The first way in which the Court opened up some political space for prison reform was by making the abhorrent conditions in California’s prisons strikingly visible. In the nineteenth century, prisons opened their doors to the public and were popular destinations for gawking domestic and foreign tourists. In the 1960s and early 1970s, prison memoirs and accounts of life behind bars regularly turned up on best-seller lists. Today, however, the U.S. penal system is distinctive not only because of its huge size, but also because of its relative invisibility—leaving aside television shows like Oz, which contribute to a grossly distorted view of what is at stake in mass incarceration. The hundreds of prisons and jails that dot rural America and the desolate outskirts of cities, the 2.4 million men and women currently locked up, the 750,000 former offenders released from prison each year with stunted life chances, and the struggles of the millions of children with an incarcerated mother or father tend to leave little trace on the wider public consciousness.

Justice Anthony M. Kennedy, writing for the majority in this acrimonious 5-4 decision, graphically catalogued the appalling conditions in California’s penal system, which operates at about 200 percent of capacity: as many as 50 sick inmates at a time held in 12 by 20 foot cages for up to five hours as they await medical treatment; as many as 54 prisoners sharing a single toilet; year-long waits for mental health treatment; a suicide rate nearly twice the national average for prisoners; a needless death every six to seven days because of delayed or inadequate medical care; and the “dry cages,” where suicidal prisoners are kept in telephone booth-sized enclosures without toilets. In case words were not enough, Kennedy appended to his decision photos of the “dry cages” and of a gymnasium-style room crammed with dozens of prisoners and their bunk beds. This was a rare instance where the Court turned to visual evidence to bolster a decision.

The second way in which the Court’s decision may prove important is its assiduous efforts to bring wider perceptions of the public safety effects of incarceration into better alignment with the latest social science research. In the decades-long prison build-up, penal expertise has been sidelined for the most part in public debates over crime and punishment. In an important departure, Kennedy showcased key findings of leading experts on crime and punishment about the association between mass incarceration and public safety. Kennedy noted that several states have successfully cut their prison populations without seeing their crime rates escalate. He also highlighted other important research findings, including that prisons might actually be criminogenic. As many experts on crime have noted, mass incarceration may actually increase the crime rate because imprisonment severs inmates’ ties to their jobs, families, and communities, expands opportunities for criminal networking, and subjects inmates to overcrowded and abusive conditions.

But if Brown v. Plata gives politicians in California some political cover to begin charting a new course for penal reform in the Golden State, what is still lacking in California and elsewhere is a political movement that can transcend the current political climate, which remains deeply and reflexively punitive. As Kennedy made clear in his decision, absent a political push for reform neither this ruling nor others by the courts are likely to be the major catalyst to reverse the prison boom or ameliorate abusive prison conditions. The “constitutional violations in conditions of confinement are rarely susceptible of simple or straightforward solutions,” Kennedy explained. “In addition to overcrowding the failure of California’s prisons to provide adequate medical and mental health care may be ascribed to chronic and worsening budget shortfalls, a lack of political will in favor of reform, inadequate facilities, and systemic administrative failures,” he continued.
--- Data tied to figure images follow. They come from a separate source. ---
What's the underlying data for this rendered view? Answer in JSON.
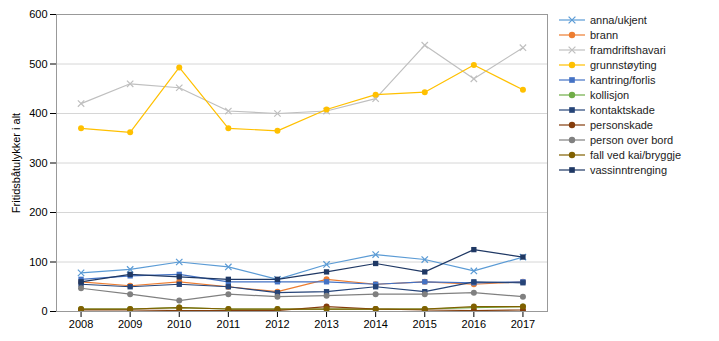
{
  "chart_data": {
    "type": "line",
    "ylabel": "Fritidsbåtulykker i alt",
    "x": [
      2008,
      2009,
      2010,
      2011,
      2012,
      2013,
      2014,
      2015,
      2016,
      2017
    ],
    "xlim": [
      2007.5,
      2017.5
    ],
    "xticks": [
      2008,
      2009,
      2010,
      2011,
      2012,
      2013,
      2014,
      2015,
      2016,
      2017
    ],
    "ylim": [
      0,
      600
    ],
    "yticks": [
      0,
      100,
      200,
      300,
      400,
      500,
      600
    ],
    "grid": true,
    "legend": "right",
    "series": [
      {
        "name": "anna/ukjent",
        "color": "#5b9bd5",
        "marker": "x",
        "values": [
          78,
          85,
          100,
          90,
          65,
          95,
          115,
          105,
          82,
          110
        ]
      },
      {
        "name": "brann",
        "color": "#ed7d31",
        "marker": "circle",
        "values": [
          60,
          52,
          60,
          50,
          40,
          65,
          55,
          60,
          55,
          60
        ]
      },
      {
        "name": "framdriftshavari",
        "color": "#bfbfbf",
        "marker": "x",
        "values": [
          420,
          460,
          452,
          405,
          400,
          405,
          430,
          538,
          470,
          533
        ]
      },
      {
        "name": "grunnstøyting",
        "color": "#ffc000",
        "marker": "circle",
        "values": [
          370,
          362,
          493,
          370,
          365,
          408,
          438,
          443,
          498,
          448
        ]
      },
      {
        "name": "kantring/forlis",
        "color": "#4472c4",
        "marker": "square",
        "values": [
          65,
          72,
          75,
          60,
          60,
          60,
          55,
          60,
          58,
          60
        ]
      },
      {
        "name": "kollisjon",
        "color": "#70ad47",
        "marker": "circle",
        "values": [
          5,
          5,
          8,
          5,
          5,
          5,
          5,
          5,
          8,
          10
        ]
      },
      {
        "name": "kontaktskade",
        "color": "#264478",
        "marker": "square",
        "values": [
          55,
          50,
          55,
          50,
          38,
          40,
          50,
          40,
          60,
          58
        ]
      },
      {
        "name": "personskade",
        "color": "#843c0c",
        "marker": "circle",
        "values": [
          3,
          3,
          2,
          2,
          2,
          10,
          5,
          3,
          2,
          3
        ]
      },
      {
        "name": "person over bord",
        "color": "#808080",
        "marker": "circle",
        "values": [
          47,
          35,
          22,
          35,
          30,
          32,
          35,
          35,
          38,
          30
        ]
      },
      {
        "name": "fall ved kai/bryggje",
        "color": "#806000",
        "marker": "circle",
        "values": [
          5,
          5,
          8,
          5,
          5,
          5,
          5,
          5,
          10,
          10
        ]
      },
      {
        "name": "vassinntrenging",
        "color": "#1f3864",
        "marker": "square",
        "values": [
          60,
          75,
          70,
          65,
          65,
          80,
          97,
          80,
          125,
          110
        ]
      }
    ]
  }
}
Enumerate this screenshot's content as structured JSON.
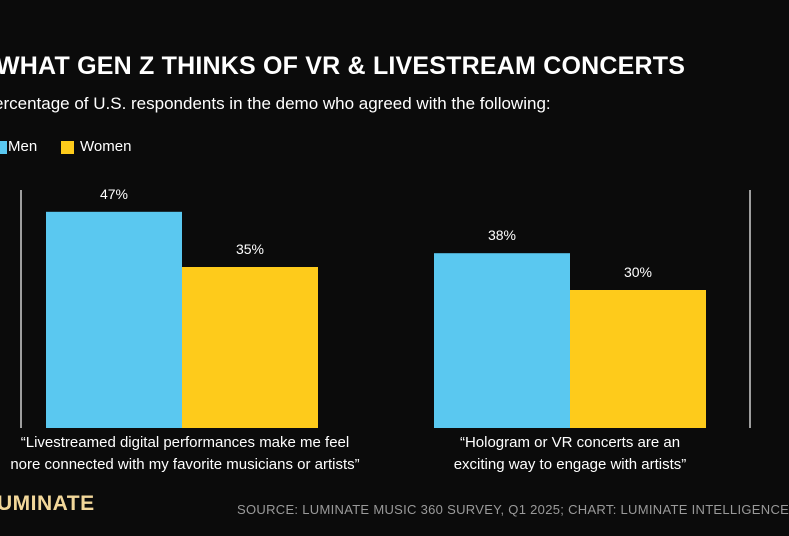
{
  "header": {
    "title": "WHAT GEN Z THINKS OF VR & LIVESTREAM CONCERTS",
    "subtitle": "ercentage of U.S. respondents in the demo who agreed with the following:"
  },
  "legend": {
    "men": "Men",
    "women": "Women"
  },
  "colors": {
    "men": "#5ac8f0",
    "women": "#fecb1b",
    "axis": "#d0d0d0"
  },
  "chart_data": {
    "type": "bar",
    "title": "WHAT GEN Z THINKS OF VR & LIVESTREAM CONCERTS",
    "subtitle": "ercentage of U.S. respondents in the demo who agreed with the following:",
    "categories": [
      [
        "“Livestreamed digital performances make me feel",
        "nore connected with my favorite musicians or artists”"
      ],
      [
        "“Hologram or VR concerts are an",
        "exciting way to engage with artists”"
      ]
    ],
    "series": [
      {
        "name": "Men",
        "values": [
          47,
          38
        ],
        "labels": [
          "47%",
          "38%"
        ]
      },
      {
        "name": "Women",
        "values": [
          35,
          30
        ],
        "labels": [
          "35%",
          "30%"
        ]
      }
    ],
    "ylim": [
      0,
      50
    ],
    "unit": "%",
    "grid": false,
    "legend_position": "top-left"
  },
  "footer": {
    "logo": "UMINATE",
    "source": "SOURCE: LUMINATE MUSIC 360 SURVEY, Q1 2025; CHART: LUMINATE INTELLIGENCE"
  }
}
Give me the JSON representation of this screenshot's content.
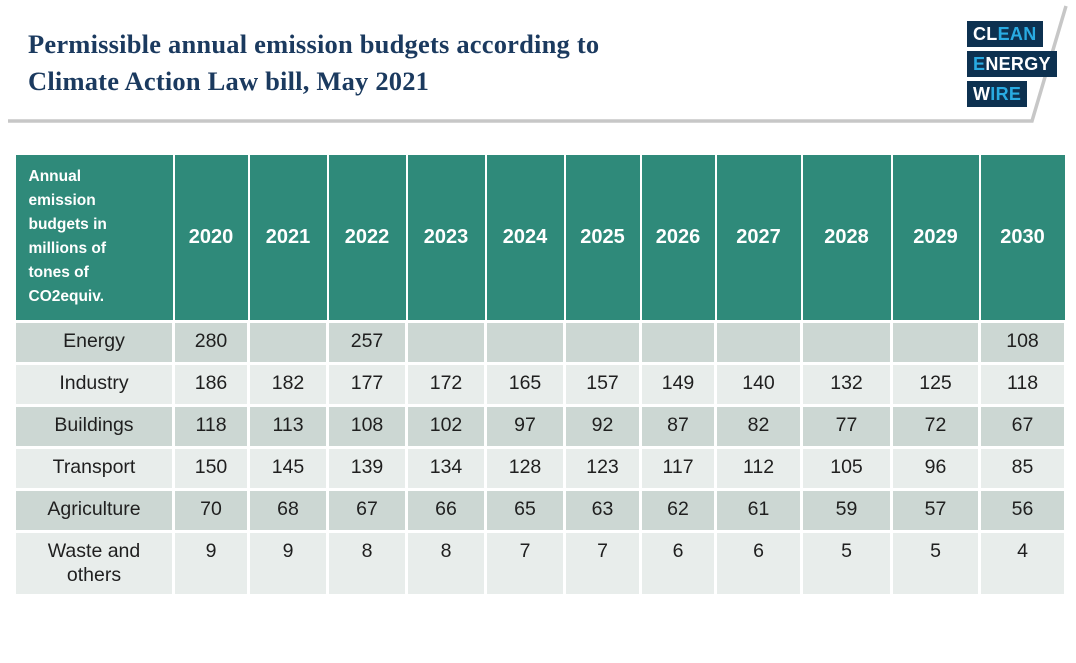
{
  "header": {
    "title": "Permissible annual emission budgets according to\nClimate Action Law bill, May 2021",
    "logo": {
      "lines": [
        {
          "name": "clean",
          "parts": [
            {
              "text": "CL",
              "color": "white"
            },
            {
              "text": "EAN",
              "color": "cyan"
            }
          ]
        },
        {
          "name": "energy",
          "parts": [
            {
              "text": "E",
              "color": "cyan"
            },
            {
              "text": "NERGY",
              "color": "white"
            }
          ]
        },
        {
          "name": "wire",
          "parts": [
            {
              "text": "W",
              "color": "white"
            },
            {
              "text": "IRE",
              "color": "cyan"
            }
          ]
        }
      ]
    }
  },
  "table": {
    "corner_label": "Annual\nemission\nbudgets in\nmillions of\ntones of\nCO2equiv."
  },
  "chart_data": {
    "type": "table",
    "title": "Permissible annual emission budgets according to Climate Action Law bill, May 2021",
    "unit": "millions of tones of CO2equiv.",
    "categories": [
      "2020",
      "2021",
      "2022",
      "2023",
      "2024",
      "2025",
      "2026",
      "2027",
      "2028",
      "2029",
      "2030"
    ],
    "series": [
      {
        "name": "Energy",
        "values": [
          280,
          null,
          257,
          null,
          null,
          null,
          null,
          null,
          null,
          null,
          108
        ]
      },
      {
        "name": "Industry",
        "values": [
          186,
          182,
          177,
          172,
          165,
          157,
          149,
          140,
          132,
          125,
          118
        ]
      },
      {
        "name": "Buildings",
        "values": [
          118,
          113,
          108,
          102,
          97,
          92,
          87,
          82,
          77,
          72,
          67
        ]
      },
      {
        "name": "Transport",
        "values": [
          150,
          145,
          139,
          134,
          128,
          123,
          117,
          112,
          105,
          96,
          85
        ]
      },
      {
        "name": "Agriculture",
        "values": [
          70,
          68,
          67,
          66,
          65,
          63,
          62,
          61,
          59,
          57,
          56
        ]
      },
      {
        "name": "Waste and others",
        "values": [
          9,
          9,
          8,
          8,
          7,
          7,
          6,
          6,
          5,
          5,
          4
        ]
      }
    ]
  },
  "colors": {
    "teal_header": "#2f8a7a",
    "row_dark": "#ccd7d3",
    "row_light": "#e8edeb",
    "title_navy": "#1b3a5f",
    "logo_navy": "#0d3150",
    "logo_cyan": "#29abe2",
    "logo_white": "#ffffff",
    "divider_gray": "#c7c7c7"
  }
}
As of yet, no factor, including the current fiscal crises in the states, has provided sufficient political impetus for comprehensive penal reform to slash the inmate population. California, for instance, has been teetering on the brink of fiscal and social disaster for several years. Yet the state has been unable or unwilling to pursue sensible and proven penal reforms to reduce its prison population in ways that do not seriously jeopardize public safety. Indeed, over the past three decades, the Golden State has gone from spending five dollars on higher education for every dollar spent on corrections to almost a dead-heat on spending. And yet California still holds fast to the toughest three-strikes law in the nation.